On his way to his station he tripped over Kashmir, who had dozed off in front of her standing workstation. Their eyes met. She looked fuzzy and entrancing, as if he were asleep. He apologized and offered her his next Adderall ration.

They courted for weeks, volunteering for extra shifts where they might run into each other, sharing work-enhancing drugs whenever one of them looked ready to collapse. For their first date, napped.

One dim morning, the mathematics seized Redding. He could not move. Even with the lights at their brightest, his teammates scrambling and his iWallet vibrating, Redding could not separate his back from the thin mattress beneath him.

He would never amass enough Krona at his job to ever actually procreate with Kashmir, even if he worked every hour of every day and holiday. His Dynasty Credits were a dream for someone else. Redding would die making iWallets. Rubio Millet, a runty blob assigned to Redding’s team shook him and encouraged him to get up. The team left. Redding fell asleep and did not stir for twelve hours, missing a second shift and his rendezvous with Kashmir.

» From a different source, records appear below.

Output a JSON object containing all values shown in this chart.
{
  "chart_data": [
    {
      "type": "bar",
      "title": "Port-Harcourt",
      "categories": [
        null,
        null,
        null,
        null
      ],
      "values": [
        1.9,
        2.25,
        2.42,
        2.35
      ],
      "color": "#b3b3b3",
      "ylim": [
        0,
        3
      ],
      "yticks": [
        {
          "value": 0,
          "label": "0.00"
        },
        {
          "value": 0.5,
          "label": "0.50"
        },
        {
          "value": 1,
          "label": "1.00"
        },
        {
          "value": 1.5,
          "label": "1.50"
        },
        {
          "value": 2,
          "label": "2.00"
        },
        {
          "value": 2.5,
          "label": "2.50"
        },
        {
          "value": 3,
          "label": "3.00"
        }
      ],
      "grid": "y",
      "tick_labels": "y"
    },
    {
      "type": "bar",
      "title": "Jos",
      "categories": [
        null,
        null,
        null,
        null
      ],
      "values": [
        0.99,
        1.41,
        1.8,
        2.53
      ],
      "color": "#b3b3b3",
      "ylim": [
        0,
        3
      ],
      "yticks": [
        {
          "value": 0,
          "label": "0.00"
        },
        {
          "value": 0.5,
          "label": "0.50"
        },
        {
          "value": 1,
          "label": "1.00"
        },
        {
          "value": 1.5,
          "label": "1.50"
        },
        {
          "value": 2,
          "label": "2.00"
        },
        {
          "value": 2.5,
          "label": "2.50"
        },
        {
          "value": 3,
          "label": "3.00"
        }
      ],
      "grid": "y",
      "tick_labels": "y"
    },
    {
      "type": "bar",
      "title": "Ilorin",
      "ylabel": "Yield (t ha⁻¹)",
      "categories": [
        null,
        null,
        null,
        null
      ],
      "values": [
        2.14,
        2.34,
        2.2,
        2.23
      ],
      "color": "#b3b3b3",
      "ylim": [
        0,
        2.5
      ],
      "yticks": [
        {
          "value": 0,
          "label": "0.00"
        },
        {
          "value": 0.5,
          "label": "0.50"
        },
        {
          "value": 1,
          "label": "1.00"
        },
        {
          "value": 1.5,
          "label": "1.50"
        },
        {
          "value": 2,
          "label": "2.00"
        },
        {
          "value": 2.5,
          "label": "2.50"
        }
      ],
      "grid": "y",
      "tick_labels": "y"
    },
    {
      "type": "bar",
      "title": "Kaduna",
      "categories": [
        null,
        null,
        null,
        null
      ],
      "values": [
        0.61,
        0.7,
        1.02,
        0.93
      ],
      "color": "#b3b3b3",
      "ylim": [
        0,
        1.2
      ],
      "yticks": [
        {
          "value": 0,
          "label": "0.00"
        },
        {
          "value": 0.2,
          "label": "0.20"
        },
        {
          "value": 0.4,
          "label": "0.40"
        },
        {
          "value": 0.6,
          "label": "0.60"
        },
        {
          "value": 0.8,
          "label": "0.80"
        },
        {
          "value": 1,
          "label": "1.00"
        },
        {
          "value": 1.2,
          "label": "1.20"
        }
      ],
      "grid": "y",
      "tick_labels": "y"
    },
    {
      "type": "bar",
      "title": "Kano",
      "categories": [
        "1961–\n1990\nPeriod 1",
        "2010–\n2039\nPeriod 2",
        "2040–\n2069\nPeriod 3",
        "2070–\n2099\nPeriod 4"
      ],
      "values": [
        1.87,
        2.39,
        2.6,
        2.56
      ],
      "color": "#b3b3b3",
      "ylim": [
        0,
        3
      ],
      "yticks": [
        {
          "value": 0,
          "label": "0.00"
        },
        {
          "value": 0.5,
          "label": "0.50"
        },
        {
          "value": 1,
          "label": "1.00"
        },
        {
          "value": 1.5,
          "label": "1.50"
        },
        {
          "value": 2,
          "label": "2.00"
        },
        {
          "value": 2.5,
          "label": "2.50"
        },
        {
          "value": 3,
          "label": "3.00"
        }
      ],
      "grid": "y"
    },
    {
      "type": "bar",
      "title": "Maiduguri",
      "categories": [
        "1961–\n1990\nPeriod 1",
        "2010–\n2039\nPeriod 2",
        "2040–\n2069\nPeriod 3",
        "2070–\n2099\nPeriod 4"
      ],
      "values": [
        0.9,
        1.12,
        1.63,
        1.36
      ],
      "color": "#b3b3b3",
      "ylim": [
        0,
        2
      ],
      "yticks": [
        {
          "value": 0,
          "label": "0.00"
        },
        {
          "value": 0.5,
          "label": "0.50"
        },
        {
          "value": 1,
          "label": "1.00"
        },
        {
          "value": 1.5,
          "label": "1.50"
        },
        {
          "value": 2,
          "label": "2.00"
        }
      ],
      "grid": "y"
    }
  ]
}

Kashmir waited outside the factory security station for an hour, dressed in heels and a party dress, ready to be walked to kebobs and beer. She used iWallet to summon Redding, but received no reply. An unwelcome breeze chilled her. iWallet told her what wages she had lost by not taking a shift that night.

She came to the stunning realization that at her rate of pay, nothing would ever change, even if she never slept. She would wither in front of a table, operating a press that transforms grains of Rare Earth Element into “almost, but not quite, glass.”

She turned her back on the factory.

Like pallbearers, Redding’s white smocked colleagues carried him, stiff as a board, into the management wing and deposited him in the office of Alico OshKosh, human resources director for Redding’s section.

“Noncompliance,” she spat, signing his release into the wild.

They did not confiscate iWallet, but iWallet had already stopped speaking to Redding.